Ob in China, Brasilien, in Deutschland oder in den USA – die Generation Langspielplatte feiert ihn wundersamerweise schon über ein halbes Jahrhundert. Seine Lieder von Abschiedsschmerz und Liebesgram, dieser oft rührselige Mix, der vor allem die Frauen anzog, war in den Siebzigern die Alternative zu Michael Holm oder Chris Roberts. Mit Udo war man gesellschaftsfähig. Selbst ein Beatles-Fan durfte Udo hören. Udo am Klavier im weißen Anzug. Dann zum Schluss im weißen Bademantel. „Griechischer Wein“ – diese Melodie ist zu einer Chiffre der Sehnsucht geworden, die stärker war als Nana Mouskouris „Weiße Rosen“.

Udo Jürgens, als Udo Jürgen Bockelmann in Klagenfurt geboren, wollte aber mehr: Er glaubte fest an die soziale Sprengkraft seines „Ehrenwerten Hauses“. Nicht nur „Mathilda“ oder „Es wird Nacht, Senorita!“, sondern: „Lieb Vaterland, wofür soll ich dir danken? Für Versicherungspaläste oder Banken? Für Krankenhäuser fehlen dir Millionen, doch das Geschäft mit Schwarzgeld scheint zu lohnen.“

Er liebte die Frauen

Udo Jürgens liebt heute seine Rolle als Gewissen der Nation. Doch das war er nicht immer. Bevor ihm 1966 mit „Merci Chérie“ der „Grand Prix“-Sieg gelang, lagen ihm die Mädchen am Herzen. Er war der Poet, der Melancholiker, der auch privat nicht gefeit war vor der düsteren Stimmung. Es hat ihn grausam gequält, dass er bis zu seinem Grand-Prix-Erfolg über zehn Jahre lang nur Hohles trällern musste: „Swing am Morgen, Swing am Abend“. Keiner nahm ihn ernst. Das hat ihn verletzt – und geprägt. Genau wie der Umstand, dass er ein kränklicher Junge war, der im Schoß seiner gut bürgerlichen österreichischen Eltern verhätschelt wurde. Heute kennt er selbst nur eine Schwäche – und die liegt da, wo er sich musikalisch so gut auskennt: in der Lie-hi-be.

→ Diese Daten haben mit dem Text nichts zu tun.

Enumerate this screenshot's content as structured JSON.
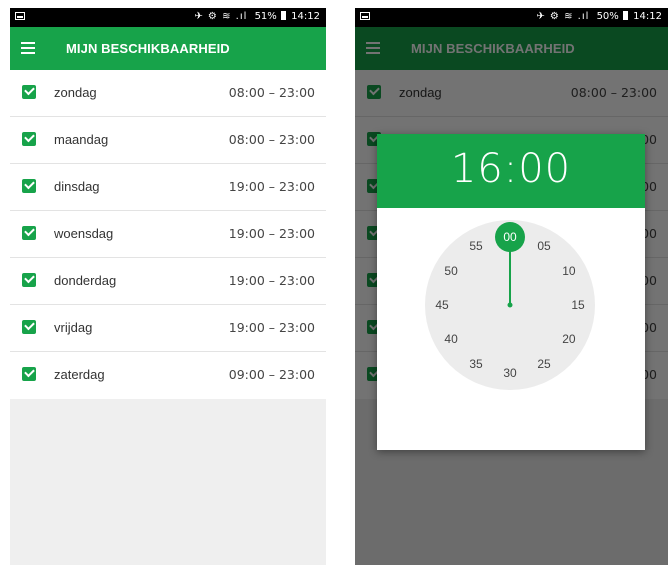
{
  "status_left": {
    "icons": "✈ ⚙ ≋ .ıl",
    "battery": "51%",
    "time": "14:12"
  },
  "status_right": {
    "icons": "✈ ⚙ ≋ .ıl",
    "battery": "50%",
    "time": "14:12"
  },
  "appbar": {
    "title": "MIJN BESCHIKBAARHEID"
  },
  "days": [
    {
      "name": "zondag",
      "time": "08:00 – 23:00"
    },
    {
      "name": "maandag",
      "time": "08:00 – 23:00"
    },
    {
      "name": "dinsdag",
      "time": "19:00 – 23:00"
    },
    {
      "name": "woensdag",
      "time": "19:00 – 23:00"
    },
    {
      "name": "donderdag",
      "time": "19:00 – 23:00"
    },
    {
      "name": "vrijdag",
      "time": "19:00 – 23:00"
    },
    {
      "name": "zaterdag",
      "time": "09:00 – 23:00"
    }
  ],
  "picker": {
    "selected_time": "16:00",
    "minutes": [
      "00",
      "05",
      "10",
      "15",
      "20",
      "25",
      "30",
      "35",
      "40",
      "45",
      "50",
      "55"
    ],
    "selected_minute": "00"
  },
  "colors": {
    "accent": "#17a34a"
  }
}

Udo liebte die Frauen, und die Frauen liebten ihn. Treue sei eben eine Frage der Gelegenheiten. Kein Mann fürs Leben. Seine Ehe mit Fotomodell Panja ging in die Brüche. Zwei Kinder, John und Jenny, zweite Ehe, zwei nichteheliche Töchter. „Ich kann es verstehen, dass die Frauen nicht mehr mit mir zusammen sein konnten“, sagt er. Aber das Wichtige sei, dass es keinen Hass gibt. „Ich verstehe mich mit allen gut. Mit meinen Ex-Frauen und mit meinen Kindern.“ Lange war er überzeugter Single, ist heute aber wieder liiert.

Er ist Verfechter der Sterbehilfe

In Interviews redet er jetzt oft über das Alter. Er gibt sich nachdenklich. Er ist Verfechter der Sterbehilfe, hat seine Patientenverfügung gemacht. Freiheit sei nur dann Freiheit, „wenn wir selbst entscheiden können, was wir wollen.“

Aber was redet er da? Sein Album heißt „Mitten im Leben“! Ja, er fühlt sich doch höchstens wie vierzig. Ja, er kann sich doch noch die Kehle aus dem Hals singen. Und das Publikum dankt ihm dafür: Merci, für die Stunden, Chérie.